Trick-or-Treating may not be a treat for your pet: Many pets experience anxiety when unexpected visitors come to their door, especially when disguised in costumes and masks that can appear very frightening to your pet. If you are expecting a lot of trick-or-treating children at your home, make sure to have a designated person stay outside with the treats. This will not only prevent constant doorbell ringing that tends to trigger extreme excitement or fear aggression in some pets, but it will also prevent your pet from getting into the candy bowl. If your plans include you not being home while your fur baby stays home, please leave the treat bowl outside for visitors to collect candy and treats as far away from the front door as possible.
Keeping Warm and Protected During a Cold(er) Winter
Just because your pet has a fur coat, does not mean they are always protected and acclimated to extreme outdoor temperatures.
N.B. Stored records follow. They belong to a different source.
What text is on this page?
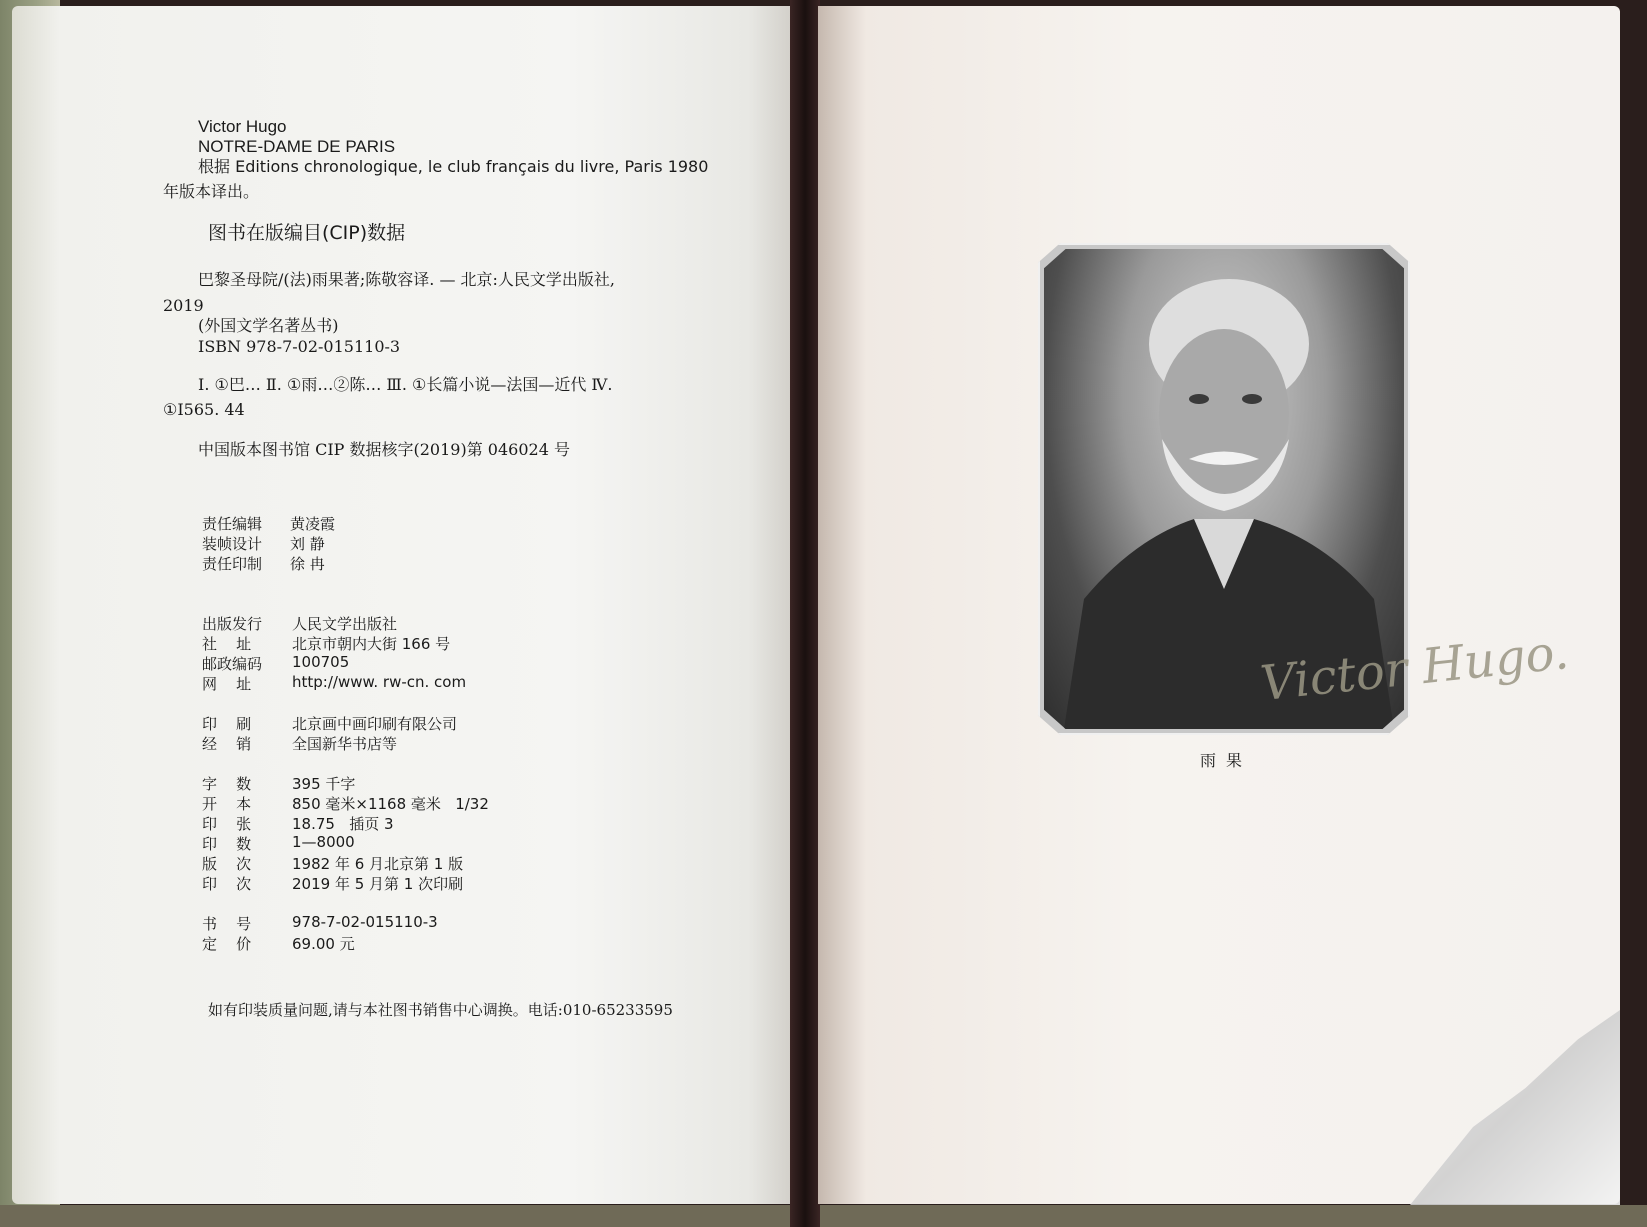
Victor Hugo
NOTRE-DAME DE PARIS
根据 Editions chronologique, le club français du livre, Paris 1980
年版本译出。
图书在版编目(CIP)数据
巴黎圣母院/(法)雨果著;陈敬容译. — 北京:人民文学出版社,
2019
(外国文学名著丛书)
ISBN 978-7-02-015110-3
Ⅰ. ①巴… Ⅱ. ①雨…②陈… Ⅲ. ①长篇小说—法国—近代 Ⅳ.
①I565. 44
中国版本图书馆 CIP 数据核字(2019)第 046024 号
责任编辑 黄凌霞
装帧设计 刘 静
责任印制 徐 冉
出版发行 人民文学出版社
社    址	北京市朝内大街 166 号
邮政编码 100705
网    址	http://www. rw-cn. com
印    刷	北京画中画印刷有限公司
经    销	全国新华书店等
字    数	395 千字
开    本	850 毫米×1168 毫米   1/32
印    张	18.75   插页 3
印    数	1—8000
版    次	1982 年 6 月北京第 1 版
印    次	2019 年 5 月第 1 次印刷
书    号	978-7-02-015110-3
定    价	69.00 元
如有印装质量问题,请与本社图书销售中心调换。电话:010-65233595
Victor Hugo.
雨果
Please pay close attention to local weather alerts, including freeze warnings and unexpected rainstorms. Many pets, especially ones that get groomed often, usually need additional layers such as dog coats and dog sweaters to wear during the winter months. For routine walks outside in winter months, protective booties can provide extra protection from the slippery and freezing ice and salt that is placed on the ground, which quickly dries out and damages the skin on paw pads.
Holiday Decoration and Food Pet Health Risks
It may be the time of the year to indulge and take comfort in good cheer with food and drinks, but that doesn’t mean your cat or dog should partake. The majority of foods eaten and decorations used during holiday times are some of the most toxic to pets. The best approach is to not feed them anything from the table, and to place decorations high above and out of sight from your furry children. If you aren’t sure what is safe to give your pet, please ask their veterinarian.
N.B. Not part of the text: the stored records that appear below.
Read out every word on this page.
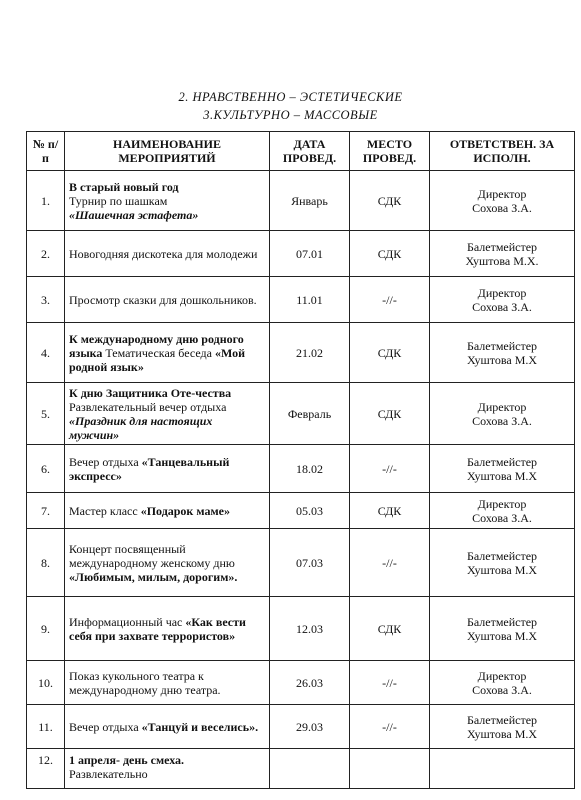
2. НРАВСТВЕННО – ЭСТЕТИЧЕСКИЕ
3.КУЛЬТУРНО – МАССОВЫЕ
№ п/п	НАИМЕНОВАНИЕ МЕРОПРИЯТИЙ	ДАТА ПРОВЕД.	МЕСТО ПРОВЕД.	ОТВЕТСТВЕН. ЗА ИСПОЛН.
1.	В старый новый год
Турнир по шашкам
«Шашечная эстафета»	Январь	СДК	Директор
Сохова З.А.
2.	Новогодняя дискотека для молодежи	07.01	СДК	Балетмейстер
Хуштова М.Х.
3.	Просмотр сказки для дошкольников.	11.01	-//-	Директор
Сохова З.А.
4.	К международному дню родного языка Тематическая беседа «Мой родной язык»	21.02	СДК	Балетмейстер
Хуштова М.Х
5.	К дню Защитника Оте-чества Развлекательный вечер отдыха «Праздник для настоящих мужчин»	Февраль	СДК	Директор
Сохова З.А.
6.	Вечер отдыха «Танцевальный экспресс»	18.02	-//-	Балетмейстер
Хуштова М.Х
7.	Мастер класс «Подарок маме»	05.03	СДК	Директор
Сохова З.А.
8.	Концерт посвященный международному женскому дню «Любимым, милым, дорогим».	07.03	-//-	Балетмейстер
Хуштова М.Х
9.	Информационный час «Как вести себя при захвате террористов»	12.03	СДК	Балетмейстер
Хуштова М.Х
10.	Показ кукольного театра к международному дню театра.	26.03	-//-	Директор
Сохова З.А.
11.	Вечер отдыха «Танцуй и веселись».	29.03	-//-	Балетмейстер
Хуштова М.Х
12.	1 апреля- день смеха.
Развлекательно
Traveling with your pets and having visitors during the holidays
Holiday traveling and hosting guests is stressful enough for the humans in the household but can be even more stressful for your furry children. If traveling away from home with your pet, remember to discuss your plans with their veterinarian beforehand. This will allow plenty of time to make sure all necessary vaccinations and wellness services are completed. In cases of out-of-state or out-of-country destinations, your pet will need an intrastate or international health certificate for traveling. This appointment is also key for pets with travel anxiety or motion sickness so you can discuss any stress your pet experiences when in a car or on a plane for longer durations as they may need medications to help keep them calm and/or prevent nausea.
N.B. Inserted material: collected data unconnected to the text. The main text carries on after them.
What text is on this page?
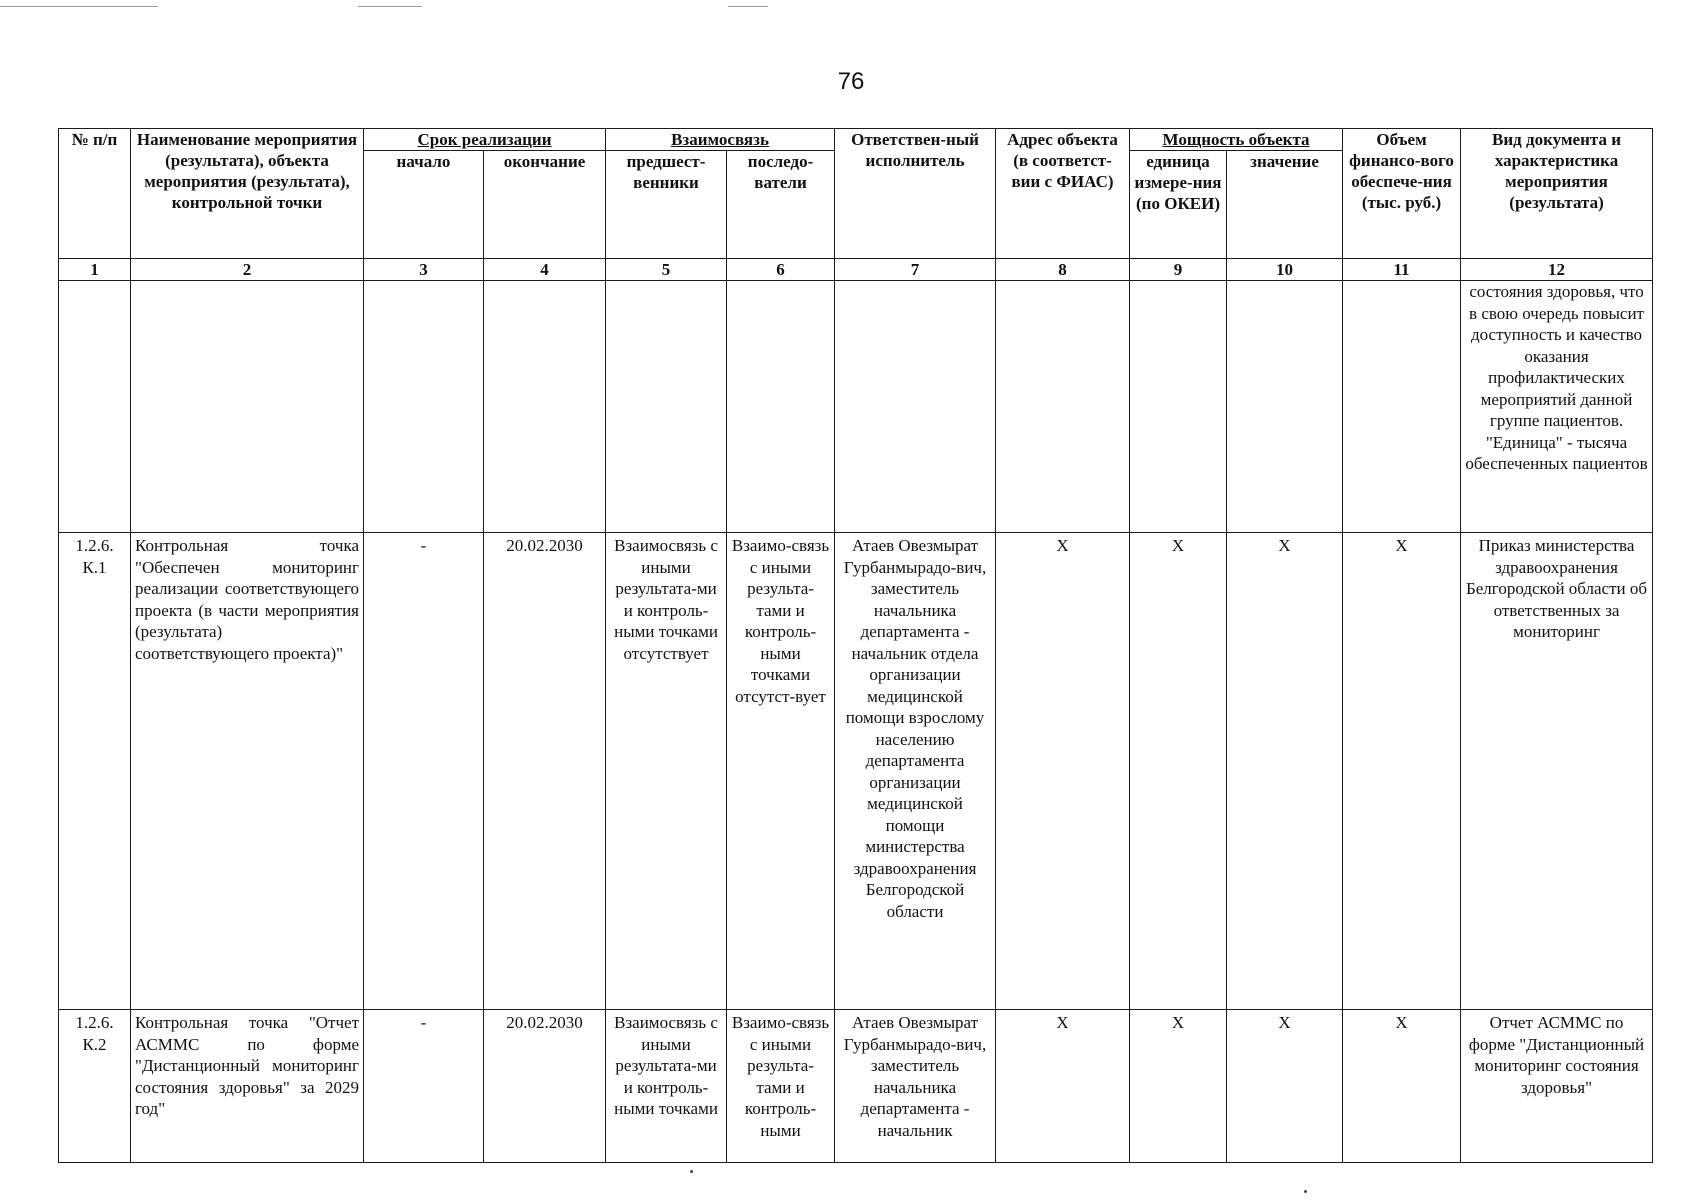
76
№ п/п	Наименование мероприятия (результата), объекта мероприятия (результата), контрольной точки	Срок реализации		Взаимосвязь		Ответствен-ный исполнитель	Адрес объекта (в соответст-вии с ФИАС)	Мощность объекта		Объем финансо-вого обеспече-ния (тыс. руб.)	Вид документа и характеристика мероприятия (результата)
		начало	окончание	предшест-венники	последо-ватели			единица измере-ния (по ОКЕИ)	значение		
1	2	3	4	5	6	7	8	9	10	11	12
											состояния здоровья, что в свою очередь повысит доступность и качество оказания профилактических мероприятий данной группе пациентов. "Единица" - тысяча обеспеченных пациентов
1.2.6. К.1	Контрольная точка "Обеспечен мониторинг реализации соответствующего проекта (в части мероприятия (результата) соответствующего проекта)"	-	20.02.2030	Взаимосвязь с иными результата-ми и контроль-ными точками отсутствует	Взаимо-связь с иными результа-тами и контроль-ными точками отсутст-вует	Атаев Овезмырат Гурбанмырадо-вич, заместитель начальника департамента - начальник отдела организации медицинской помощи взрослому населению департамента организации медицинской помощи министерства здравоохранения Белгородской области	X	X	X	X	Приказ министерства здравоохранения Белгородской области об ответственных за мониторинг
1.2.6. К.2	Контрольная точка "Отчет АСММС по форме "Дистанционный мониторинг состояния здоровья" за 2029 год"	-	20.02.2030	Взаимосвязь с иными результата-ми и контроль-ными точками	Взаимо-связь с иными результа-тами и контроль-ными	Атаев Овезмырат Гурбанмырадо-вич, заместитель начальника департамента - начальник	X	X	X	X	Отчет АСММС по форме "Дистанционный мониторинг состояния здоровья"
If you holiday plans are a staycation where family and/or friends come to you, remember to keep your pet in a quiet room during parties or main event times to prevent any accidental injuries, stress and anxiety associated with loud voices or music, and toxic food exposures. Also, if your pet is on a strict diet for medical reasons or for weight-loss, it is important to educate everyone in the household to not feed anything to them that may affect their treatment plan or hurt them. And since most holiday foods are very rich and high in fat and sugar, it is also important not to give any of the foods to healthy animals as these foods can trigger severe gastrointestinal upset and disease conditions such as pancreatitis which will end up with an unexpected holiday ER visit.